Presiden Xi Jinping menghadapi tekanan yang belum pernah terjadi sebelumnya setelah ribuan warga China turun ke jalan dan berdemonstrasi di sejumlah kota-kota besar demi menuntutnya mundur. Demonstrasi bermula akibat protes warga atas kematian 10 orang dalam insiden kebakaran di sebuah apartemen di Ibu Kota Provinsi Xinjiang, Urumqi, pada Kamis pekan lalu. Insiden ini disebut sebagai katalisator yang kian membakar amarah publik atas kebijakan ketat nol Covid-19 di China selama ini yang telah membuat banyak warga frustrasi.
Meskipun protes di China menjadi berita utama media internasional saat ini, media pemerintah China justru memuat cerita dan opini yang menekankan keparahan penularan Covid-19 saat ini dan pentingnya mempertahankan strategi Nol Covid-19 untuk memberantasnya. Perasaan lelah karena terus dibungkam juga menjadi salah satu alasan para pedemo berani menuntut Xi mundur meski dengan konsekuensi kena hukuman dan tindak kekerasan aparat.

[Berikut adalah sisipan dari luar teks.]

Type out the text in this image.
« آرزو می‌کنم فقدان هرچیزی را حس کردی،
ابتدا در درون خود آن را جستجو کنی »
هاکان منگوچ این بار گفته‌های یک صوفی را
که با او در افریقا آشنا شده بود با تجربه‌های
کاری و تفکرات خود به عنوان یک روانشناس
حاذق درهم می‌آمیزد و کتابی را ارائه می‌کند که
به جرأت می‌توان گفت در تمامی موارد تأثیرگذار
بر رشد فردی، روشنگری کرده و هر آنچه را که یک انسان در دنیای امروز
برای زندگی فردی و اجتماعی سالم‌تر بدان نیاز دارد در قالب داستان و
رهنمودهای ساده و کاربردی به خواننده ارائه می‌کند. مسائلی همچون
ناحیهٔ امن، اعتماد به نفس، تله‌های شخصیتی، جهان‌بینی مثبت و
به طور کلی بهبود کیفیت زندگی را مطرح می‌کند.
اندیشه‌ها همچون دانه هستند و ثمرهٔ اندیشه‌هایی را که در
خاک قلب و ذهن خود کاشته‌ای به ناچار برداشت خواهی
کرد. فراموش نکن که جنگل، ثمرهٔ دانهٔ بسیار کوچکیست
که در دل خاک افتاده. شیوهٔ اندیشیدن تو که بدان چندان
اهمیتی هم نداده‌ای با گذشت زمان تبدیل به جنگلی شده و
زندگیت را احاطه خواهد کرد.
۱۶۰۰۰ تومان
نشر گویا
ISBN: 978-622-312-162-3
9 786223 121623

Berbeda dengan di demonstrasi pada umumnya, para pengunjuk rasa di China tak membawa spanduk berisi protes mereka, melainkan kertas putih kosong. China memang menerapkan sensor ketat di berbagai jejaring sosial. Segala bentuk protes terhadap pemerintah yang dituangkan di jagat maya akan hilang dalam sekejap. Lembaga sensor China juga segera memblokir dan menghapus seluruh pencarian serta konten soal demonstrasi menuntut Presiden Xi Jinping mundur di media sosial.